Matt Levine is back with Money Stuff! I can’t believe he delivers these to your inbox in full form. From the Bloomberg Opinion column. Free of charge! Thank you, Matt. Your posts provide immense clarity into the muddled world of loopholes and treachery permeating our money-grabbing-at-all-costs culture.
Everything is securities fraud. Someone sued CD Projekt, the makers of Cyberpunk 2077 because they bought stock, the game sucked, and the stock price went down. Similarly, someone sued Pinterest because it allegedly has a “toxic work environment” and a “culture of discrimination,” and investors are mad because this makes the stock price fall. Levine writes with such flair, it makes the reader feel superior. On a lawsuit over sexual harassment at Alphabet Inc., he writes
Of course the lawyers get a cut of those settlements. “Sexual harassment is securities fraud” is an idea that will buy a big yacht for the lawyer who came up with it. It’s so much better—for the lawyer—than suing directly for sexual harassment. If you sue for sexual harassment you have to recruit individual plaintiffs who were harassed, and you have to prove their cases, and they’re all probably different so it’s harder to make it a lucrative class action, and they are actual individual humans who have been harmed and you have to be sensitive to their trauma. If you sue for sexual-harassment-as-securities-fraud, the plaintiffs are easy to find (big shareholders), you don’t really have to prove harassment (just refer to news accounts), your clients are only in it for the money, everything is clean and simple and easy. Also the dollar amountsare larger: In some subjective moral sense, sure, employees are more harmed by a toxic work environment than shareholders are, but if the toxic work environment is at a large public company, and the stock drops, then it’s really easy to argue that the shareholders lost a huge amount of money and should get it back.
So even if whatever sketchy thing was done at a company is legal, you can still sue for securities fraud as the limelight and potential illegality caused a dip in the markets. Gotta love the system.
DALL·E: Creating Images from Text (OpenAI - Research Paper)
Open AI has done it again, and their results are mesmerizing! Whoever said “creative ventures” were safe from automation? Sure, the 12-billion parameter (or variables in an equation) aren’t available to me or you, but this is just the beginning.
I won’t attempt to explain how a transformer works, but in short, an equation takes in an image and a text description of the image and learns how they are interconnected - figures out the variables necessary that optimize the equations that connects the image+text pairs. After it learns to connect the 400 million image-text pairs used by OpenAI, the user can give it a either a piece of text or image and it will render what’s missing. Sure, it doesn’t always work (you can see some examples on their blog), but its capabilities are impressive. It can modify attributes of an object, draw multiple objects, visualize objects in three dimensions, rotate objects with ease, and visualize the internals of objects.

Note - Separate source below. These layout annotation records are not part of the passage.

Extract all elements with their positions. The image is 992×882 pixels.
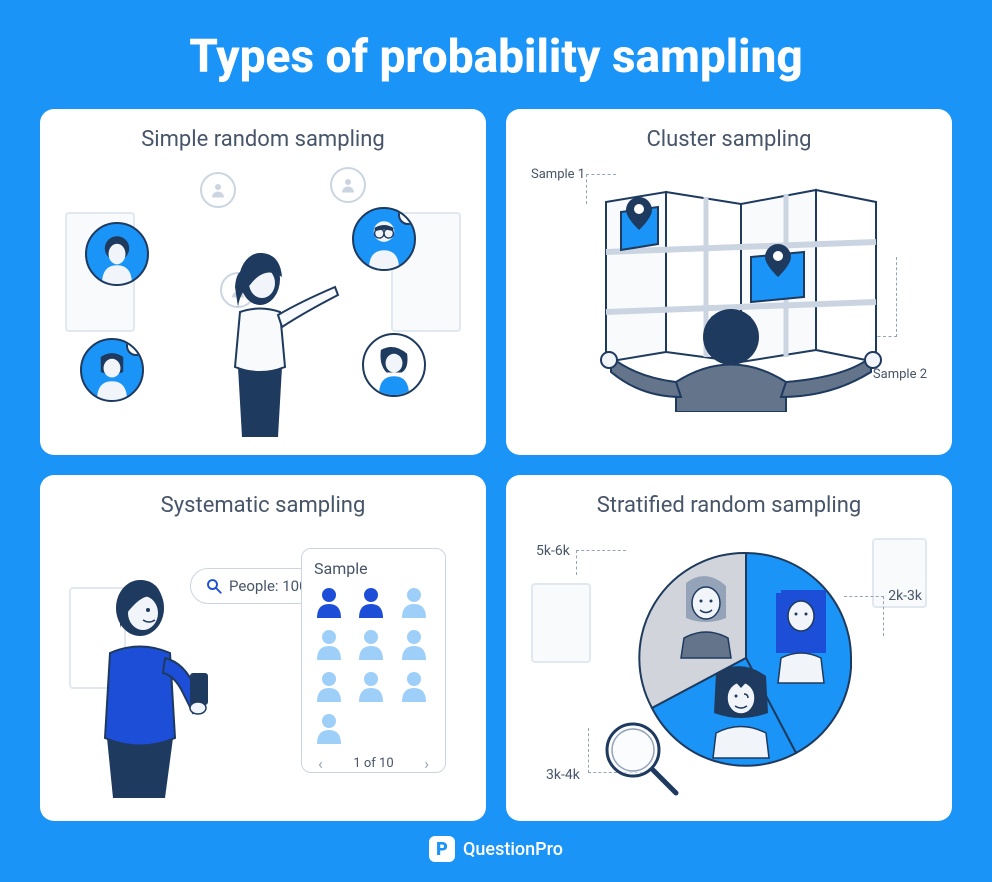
check-badge-icon: ✓ xyxy=(126,338,144,356)
bg-doc-left xyxy=(531,583,591,663)
pager-text: 1 of 10 xyxy=(353,756,393,771)
face-illustration-icon xyxy=(87,222,147,286)
stratum-label-2: 2k-3k xyxy=(888,588,922,604)
card-title-systematic: Systematic sampling xyxy=(60,493,466,518)
person-glyph xyxy=(314,712,348,748)
card-body-stratified: 5k-6k 2k-3k 3k-4k xyxy=(526,528,932,798)
card-body-simple: ✓ ✓ xyxy=(60,162,466,432)
infographic-container: Types of probability sampling Simple ran… xyxy=(0,0,992,882)
pager: ‹ 1 of 10 › xyxy=(314,754,433,773)
sample-panel: Sample xyxy=(301,548,446,773)
stratum-label-3: 3k-4k xyxy=(546,767,580,783)
brand-name: QuestionPro xyxy=(463,839,563,860)
person-glyph xyxy=(314,586,348,622)
card-body-cluster: Sample 1 Sample 2 xyxy=(526,162,932,432)
avatar-person-1 xyxy=(85,222,149,286)
card-title-simple: Simple random sampling xyxy=(60,127,466,152)
stratum-label-1: 5k-6k xyxy=(536,543,570,559)
card-cluster: Cluster sampling Sample 1 Sample 2 xyxy=(506,109,952,455)
avatar-small-1 xyxy=(200,172,236,208)
person-glyph xyxy=(356,670,390,706)
person-glyph xyxy=(356,628,390,664)
card-grid: Simple random sampling xyxy=(40,109,952,821)
people-grid xyxy=(314,586,433,748)
connector-1 xyxy=(576,550,626,575)
person-glyph xyxy=(399,670,433,706)
chevron-left-icon[interactable]: ‹ xyxy=(318,754,323,773)
avatar-small-2 xyxy=(330,167,366,203)
main-title: Types of probability sampling xyxy=(40,30,952,84)
person-glyph xyxy=(314,670,348,706)
footer: P QuestionPro xyxy=(40,836,952,862)
person-glyph xyxy=(314,628,348,664)
search-text: People: 100 xyxy=(229,577,308,595)
card-title-stratified: Stratified random sampling xyxy=(526,493,932,518)
person-glyph xyxy=(399,628,433,664)
person-icon xyxy=(339,176,357,194)
search-icon xyxy=(205,577,223,595)
map-illustration xyxy=(576,182,896,412)
brand-logo-icon: P xyxy=(429,836,455,862)
person-glyph xyxy=(399,586,433,622)
person-glyph xyxy=(356,586,390,622)
check-badge-icon: ✓ xyxy=(398,207,416,225)
magnifier-icon xyxy=(601,718,681,798)
person-icon xyxy=(209,181,227,199)
sample-panel-title: Sample xyxy=(314,559,433,578)
card-title-cluster: Cluster sampling xyxy=(526,127,932,152)
avatar-person-2: ✓ xyxy=(80,338,144,402)
card-body-systematic: People: 100 Sample xyxy=(60,528,466,798)
woman-pointing-illustration xyxy=(190,237,340,437)
card-stratified: Stratified random sampling 5k-6k 2k-3k 3… xyxy=(506,475,952,821)
face-illustration-icon xyxy=(364,333,424,397)
avatar-person-4 xyxy=(362,333,426,397)
chevron-right-icon[interactable]: › xyxy=(424,754,429,773)
avatar-person-3: ✓ xyxy=(352,207,416,271)
card-systematic: Systematic sampling xyxy=(40,475,486,821)
cluster-label-1: Sample 1 xyxy=(531,167,585,182)
card-simple-random: Simple random sampling xyxy=(40,109,486,455)
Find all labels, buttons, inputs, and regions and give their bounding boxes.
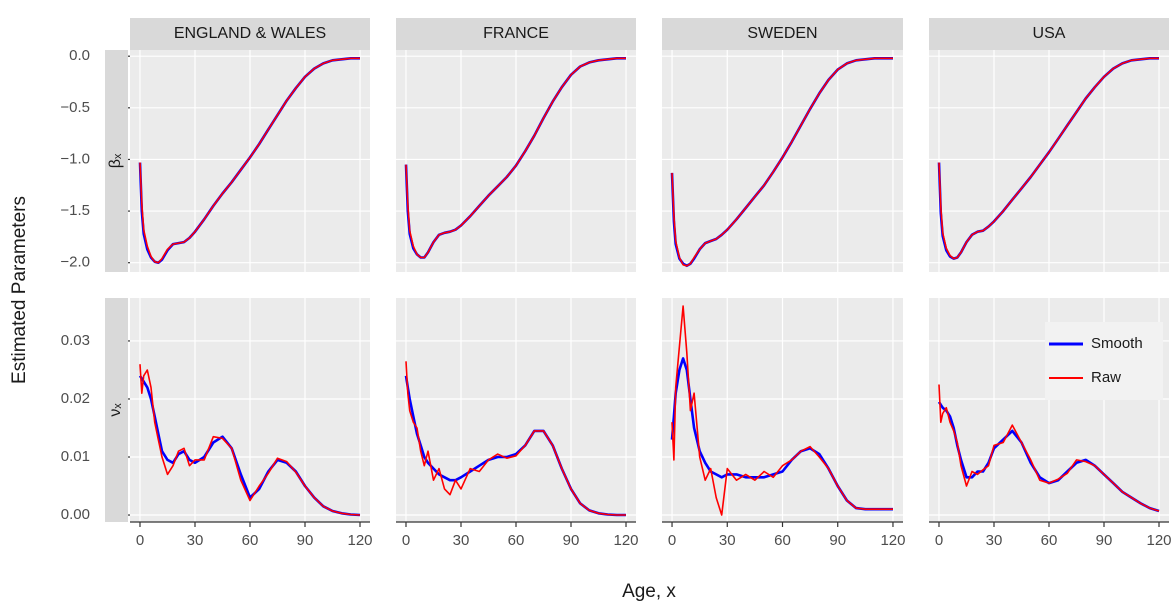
x-tick-label: 30: [453, 532, 470, 549]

I urge you to go and explore the model’s capabilities - see where they fail and what you think their uses can be. Be comfortable with its limitations because sooner or later we’ll be able to use this tool to our advantage. The media is about to make this story sensational but don’t be scared, however, and learn to embrace the change.
Scattered Notes
From Myles Udland’s Late - one reason why liberal arts majors find themselves climbing the ranks of the financial industry: storytelling.
The easiest way to make [the] case is to explain why a new concept is a version of an older thing you know and love.
And so, the Shopify for X was born. Shopify enables e-commerces to be built. Fast. Allowing for many copycats.
Tim Taylor writes about The Curse of Knowledge, and why good people write bad prose. Because they can’t empathize with their audience! Which goes back to why I love Matt Levine’s writing. Because he can, and very well empathizes with his audience’s pre-existing knowledge. Not too dumbed down, not too techied up, just right.
Another one of Tim Taylor’s posts - The Super-Rich and How to Tax Them should be compulsory reading for every citizen of the United States. Specially those that talk about taxes, the 1%, and Trickle Down Trump Up Economics.
There are basically four ways to tax the super-rich: income tax, capital gains taxes, the estate tax, or a wealth tax…
If you look at the wealthiest Americans like Jeff Bezos or Bill Gates, their wealth doesn't rise over time because they save a lot out of the high wages they are paid each year; instead, it's because the stock price of Amazon or Microsoft rises. They only pay tax on that gain if they sell stock, and receive a capital gain at that time. Thus, if you want to tax the super-rich, taxing their annual income will miss the point. You need to think about how to tax the accumulation of their wealth.
This, and many other nuggets of gold can be found on his blog, tax free.